Don’t get me wrong we have made mistakes over the years, and it’s never been straightforward – I remember arguing passionately against naming the companies after colours as it seemed silly and ‘Sarah’s Monday night group at Cathedral’ was catchy enough rather than this Sapphire nonsense… It’s hard to remember these things though because we always look at them through the lens of what we decided to do and normally we’ve made that work. We have never had a vision, a mission statement or really any plan past the next show, sometimes it’s better to just see what happens and work with that. The debate around stopping an institution like the Saturday morning session and moving to a Friday night was intense…ultimately it worked out ok.

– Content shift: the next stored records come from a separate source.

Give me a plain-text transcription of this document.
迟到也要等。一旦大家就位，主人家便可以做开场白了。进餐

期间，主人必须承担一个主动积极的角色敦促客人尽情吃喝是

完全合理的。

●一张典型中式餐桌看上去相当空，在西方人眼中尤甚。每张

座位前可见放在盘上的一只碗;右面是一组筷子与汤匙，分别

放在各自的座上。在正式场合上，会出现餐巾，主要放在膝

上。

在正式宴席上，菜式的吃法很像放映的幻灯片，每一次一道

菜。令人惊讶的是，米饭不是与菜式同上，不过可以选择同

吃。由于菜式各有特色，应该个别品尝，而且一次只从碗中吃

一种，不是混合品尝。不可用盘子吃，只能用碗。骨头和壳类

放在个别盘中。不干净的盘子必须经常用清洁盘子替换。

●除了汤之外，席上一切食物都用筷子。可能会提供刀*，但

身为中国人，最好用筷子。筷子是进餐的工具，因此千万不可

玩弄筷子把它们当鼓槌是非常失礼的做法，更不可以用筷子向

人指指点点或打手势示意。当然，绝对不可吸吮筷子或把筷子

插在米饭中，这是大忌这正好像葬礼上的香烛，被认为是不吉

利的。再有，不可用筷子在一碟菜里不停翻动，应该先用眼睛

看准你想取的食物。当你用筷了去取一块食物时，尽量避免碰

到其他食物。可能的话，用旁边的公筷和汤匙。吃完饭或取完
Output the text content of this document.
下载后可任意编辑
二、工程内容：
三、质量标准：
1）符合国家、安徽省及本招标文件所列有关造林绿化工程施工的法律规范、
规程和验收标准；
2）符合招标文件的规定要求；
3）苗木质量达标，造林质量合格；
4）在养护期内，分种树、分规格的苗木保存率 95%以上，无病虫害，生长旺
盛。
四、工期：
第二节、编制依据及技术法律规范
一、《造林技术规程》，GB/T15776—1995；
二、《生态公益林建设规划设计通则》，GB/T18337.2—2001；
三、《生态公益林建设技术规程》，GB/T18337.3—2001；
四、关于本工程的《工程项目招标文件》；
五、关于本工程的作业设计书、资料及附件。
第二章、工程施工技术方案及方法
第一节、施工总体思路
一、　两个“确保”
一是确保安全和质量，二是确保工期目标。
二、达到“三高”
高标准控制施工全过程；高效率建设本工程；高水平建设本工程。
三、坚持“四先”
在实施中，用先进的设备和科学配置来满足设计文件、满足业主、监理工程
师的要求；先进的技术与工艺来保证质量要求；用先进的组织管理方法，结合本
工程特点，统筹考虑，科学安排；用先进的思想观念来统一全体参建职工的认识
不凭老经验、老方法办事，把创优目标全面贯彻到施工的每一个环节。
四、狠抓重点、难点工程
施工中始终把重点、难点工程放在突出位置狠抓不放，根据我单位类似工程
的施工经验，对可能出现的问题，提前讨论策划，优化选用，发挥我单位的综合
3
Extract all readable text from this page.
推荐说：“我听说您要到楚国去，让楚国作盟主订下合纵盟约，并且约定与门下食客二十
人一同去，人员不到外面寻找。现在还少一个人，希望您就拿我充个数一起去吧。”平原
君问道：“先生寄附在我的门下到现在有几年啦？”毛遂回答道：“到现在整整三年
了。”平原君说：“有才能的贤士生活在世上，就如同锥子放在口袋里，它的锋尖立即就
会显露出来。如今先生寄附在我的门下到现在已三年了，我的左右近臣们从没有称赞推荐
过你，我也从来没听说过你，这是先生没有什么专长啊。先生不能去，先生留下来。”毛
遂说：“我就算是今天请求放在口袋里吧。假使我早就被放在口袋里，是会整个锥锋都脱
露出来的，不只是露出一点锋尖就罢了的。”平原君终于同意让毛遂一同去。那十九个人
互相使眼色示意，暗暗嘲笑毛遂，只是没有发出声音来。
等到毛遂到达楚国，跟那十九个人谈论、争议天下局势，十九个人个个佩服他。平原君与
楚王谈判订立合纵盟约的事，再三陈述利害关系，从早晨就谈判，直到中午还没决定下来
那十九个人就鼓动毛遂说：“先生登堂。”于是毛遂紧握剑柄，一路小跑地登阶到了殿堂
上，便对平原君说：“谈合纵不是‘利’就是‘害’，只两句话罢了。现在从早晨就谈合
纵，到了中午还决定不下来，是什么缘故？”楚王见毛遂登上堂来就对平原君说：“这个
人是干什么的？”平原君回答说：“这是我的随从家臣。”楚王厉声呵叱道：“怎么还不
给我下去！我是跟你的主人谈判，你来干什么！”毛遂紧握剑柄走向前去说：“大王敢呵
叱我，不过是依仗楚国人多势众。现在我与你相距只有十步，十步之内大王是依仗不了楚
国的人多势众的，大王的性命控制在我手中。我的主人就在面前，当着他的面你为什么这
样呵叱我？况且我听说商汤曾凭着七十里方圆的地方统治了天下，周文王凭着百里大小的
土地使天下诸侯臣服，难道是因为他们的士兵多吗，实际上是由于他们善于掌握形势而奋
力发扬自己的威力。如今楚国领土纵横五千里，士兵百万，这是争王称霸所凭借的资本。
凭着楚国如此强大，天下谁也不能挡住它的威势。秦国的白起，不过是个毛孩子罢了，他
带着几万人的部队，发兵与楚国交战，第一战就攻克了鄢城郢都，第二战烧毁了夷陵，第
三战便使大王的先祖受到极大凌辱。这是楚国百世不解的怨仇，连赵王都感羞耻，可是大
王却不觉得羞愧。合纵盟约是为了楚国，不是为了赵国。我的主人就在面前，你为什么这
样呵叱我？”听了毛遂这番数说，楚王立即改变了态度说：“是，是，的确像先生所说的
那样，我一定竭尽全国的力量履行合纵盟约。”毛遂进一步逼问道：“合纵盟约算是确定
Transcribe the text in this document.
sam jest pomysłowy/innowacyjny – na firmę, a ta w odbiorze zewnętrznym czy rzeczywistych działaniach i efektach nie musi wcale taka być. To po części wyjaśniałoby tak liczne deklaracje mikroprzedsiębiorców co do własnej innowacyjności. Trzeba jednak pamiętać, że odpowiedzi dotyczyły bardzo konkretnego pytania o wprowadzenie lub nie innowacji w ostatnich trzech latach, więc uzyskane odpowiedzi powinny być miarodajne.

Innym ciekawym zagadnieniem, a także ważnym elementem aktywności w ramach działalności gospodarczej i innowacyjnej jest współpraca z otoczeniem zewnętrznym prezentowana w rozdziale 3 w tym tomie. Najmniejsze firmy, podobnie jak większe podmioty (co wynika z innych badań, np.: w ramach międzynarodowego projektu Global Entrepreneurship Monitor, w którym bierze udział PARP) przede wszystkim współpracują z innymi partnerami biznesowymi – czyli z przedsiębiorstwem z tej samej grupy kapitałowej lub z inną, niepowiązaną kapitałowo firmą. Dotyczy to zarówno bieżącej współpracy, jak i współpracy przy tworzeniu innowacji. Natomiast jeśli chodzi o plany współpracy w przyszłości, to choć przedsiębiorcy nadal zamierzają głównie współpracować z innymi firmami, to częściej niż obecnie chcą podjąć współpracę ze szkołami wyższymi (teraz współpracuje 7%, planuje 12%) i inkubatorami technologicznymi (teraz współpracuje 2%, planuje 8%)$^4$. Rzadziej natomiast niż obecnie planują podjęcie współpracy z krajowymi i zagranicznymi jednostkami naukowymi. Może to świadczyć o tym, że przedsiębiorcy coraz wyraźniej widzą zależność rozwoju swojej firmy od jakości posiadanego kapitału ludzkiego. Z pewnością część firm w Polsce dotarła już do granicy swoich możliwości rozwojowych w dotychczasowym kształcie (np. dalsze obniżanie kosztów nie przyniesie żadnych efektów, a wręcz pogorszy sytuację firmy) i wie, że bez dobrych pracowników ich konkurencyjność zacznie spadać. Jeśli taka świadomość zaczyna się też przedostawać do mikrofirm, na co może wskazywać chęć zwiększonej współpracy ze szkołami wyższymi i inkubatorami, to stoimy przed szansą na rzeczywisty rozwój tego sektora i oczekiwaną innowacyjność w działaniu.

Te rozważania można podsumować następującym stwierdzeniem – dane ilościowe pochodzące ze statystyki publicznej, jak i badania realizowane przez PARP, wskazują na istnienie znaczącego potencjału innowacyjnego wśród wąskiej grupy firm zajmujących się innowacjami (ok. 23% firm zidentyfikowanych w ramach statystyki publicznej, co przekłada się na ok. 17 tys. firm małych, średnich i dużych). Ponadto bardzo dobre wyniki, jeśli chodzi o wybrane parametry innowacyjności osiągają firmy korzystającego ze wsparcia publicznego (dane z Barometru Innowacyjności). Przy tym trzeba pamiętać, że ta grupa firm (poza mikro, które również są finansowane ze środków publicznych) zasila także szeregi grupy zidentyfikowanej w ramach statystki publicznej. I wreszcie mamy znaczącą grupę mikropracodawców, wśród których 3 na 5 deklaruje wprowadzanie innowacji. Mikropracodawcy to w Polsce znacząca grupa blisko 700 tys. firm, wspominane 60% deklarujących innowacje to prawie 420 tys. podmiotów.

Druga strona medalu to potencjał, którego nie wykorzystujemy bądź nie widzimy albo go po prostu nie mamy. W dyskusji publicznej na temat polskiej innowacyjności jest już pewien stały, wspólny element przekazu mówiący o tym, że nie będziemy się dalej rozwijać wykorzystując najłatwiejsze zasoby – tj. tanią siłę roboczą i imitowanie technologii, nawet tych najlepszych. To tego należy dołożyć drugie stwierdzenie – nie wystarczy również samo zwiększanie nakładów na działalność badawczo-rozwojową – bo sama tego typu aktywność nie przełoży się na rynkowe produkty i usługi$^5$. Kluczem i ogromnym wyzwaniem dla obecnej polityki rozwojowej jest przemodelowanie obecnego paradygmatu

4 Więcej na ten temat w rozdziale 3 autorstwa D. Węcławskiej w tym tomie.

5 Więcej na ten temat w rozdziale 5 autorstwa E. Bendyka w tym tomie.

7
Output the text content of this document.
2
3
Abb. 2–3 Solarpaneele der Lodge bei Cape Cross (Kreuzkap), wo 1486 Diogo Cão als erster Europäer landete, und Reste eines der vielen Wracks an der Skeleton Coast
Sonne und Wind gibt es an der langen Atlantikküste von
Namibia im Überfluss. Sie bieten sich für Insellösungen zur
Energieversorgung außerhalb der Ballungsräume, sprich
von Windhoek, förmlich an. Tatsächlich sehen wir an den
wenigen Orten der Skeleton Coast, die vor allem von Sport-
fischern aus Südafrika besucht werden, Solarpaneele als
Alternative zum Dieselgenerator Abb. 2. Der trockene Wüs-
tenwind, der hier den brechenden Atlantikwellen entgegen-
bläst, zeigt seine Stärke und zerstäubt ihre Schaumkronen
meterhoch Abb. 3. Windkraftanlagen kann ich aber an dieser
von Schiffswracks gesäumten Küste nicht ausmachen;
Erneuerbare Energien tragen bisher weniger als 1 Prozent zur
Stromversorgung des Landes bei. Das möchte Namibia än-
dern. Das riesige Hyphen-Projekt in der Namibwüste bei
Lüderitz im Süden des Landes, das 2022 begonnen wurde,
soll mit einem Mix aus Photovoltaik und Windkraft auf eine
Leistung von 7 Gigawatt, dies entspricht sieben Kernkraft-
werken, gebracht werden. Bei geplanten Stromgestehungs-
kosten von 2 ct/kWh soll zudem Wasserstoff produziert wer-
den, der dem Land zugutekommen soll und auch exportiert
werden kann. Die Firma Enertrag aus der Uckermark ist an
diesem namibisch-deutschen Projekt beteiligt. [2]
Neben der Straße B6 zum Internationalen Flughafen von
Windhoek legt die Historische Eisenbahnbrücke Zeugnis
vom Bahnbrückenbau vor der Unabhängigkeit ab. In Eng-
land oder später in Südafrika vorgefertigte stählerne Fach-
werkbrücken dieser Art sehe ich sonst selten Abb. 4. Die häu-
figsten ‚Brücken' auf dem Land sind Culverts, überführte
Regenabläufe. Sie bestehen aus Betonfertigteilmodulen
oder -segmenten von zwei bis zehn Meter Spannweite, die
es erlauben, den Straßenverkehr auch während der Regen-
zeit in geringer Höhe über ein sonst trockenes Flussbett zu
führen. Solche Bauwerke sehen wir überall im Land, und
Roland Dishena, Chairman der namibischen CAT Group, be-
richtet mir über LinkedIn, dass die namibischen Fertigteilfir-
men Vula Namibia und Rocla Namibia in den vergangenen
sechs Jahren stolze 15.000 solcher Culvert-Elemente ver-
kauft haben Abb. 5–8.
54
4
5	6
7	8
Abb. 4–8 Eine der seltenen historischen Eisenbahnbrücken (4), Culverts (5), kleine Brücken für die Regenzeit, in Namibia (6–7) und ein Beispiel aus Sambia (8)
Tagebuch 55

So, what are the highlights? All 15 miners’ memorial services will be up there – partly because every year someone looks at our little group stood in this massive Cathedral, shakes their head slightly patronisingly and says something like “are you sure they won’t need a mic?” before the tiniest one steps forward and blows the doors off the place. Connections obviously - London - which will always be more of a personal thing watching both Sarah and Tom do their best work on the biggest stage, brilliantly.

I remember Kendal fondly mainly for all the chaos, the lighting change on the line “Scene one. A train” from Vampire Story in 2008, the green room applause, my Dad watching The Wardrobe and being amazed, the scene change in Hacktivists. But it’s the quirky things that stick -  Gee Petts and I mountaineering our way to get into the tech box at the Lamproom in Barnsley, giggling like kids on the Cans at the Phoenix theatre, freezing cold during Halloween at Nostell Priory (as well as missing the fight in the attic), flying to Thornes Park to go to Hospital with Sian whose knee had dislocated, the Sheffield power cut, Classics at Clarke Hall, John’s monologue at the end of Eclipse and trying to fix a 1940’s radio like it was open heart surgery.

Yew Tree Youth Theatre has been a constant for well over half my life and please don’t tell ‘it’ but I’m actually really proud of all its achieved. I’m proud of the legacy of Alumni in a whole host of different careers and that YTYT has either helped, shaped or just been a happy distraction. I’m not sure we can do another 30 years but when we do finally hang up the metaphorical script, we can be pretty certain that it will have touched a lot of lives.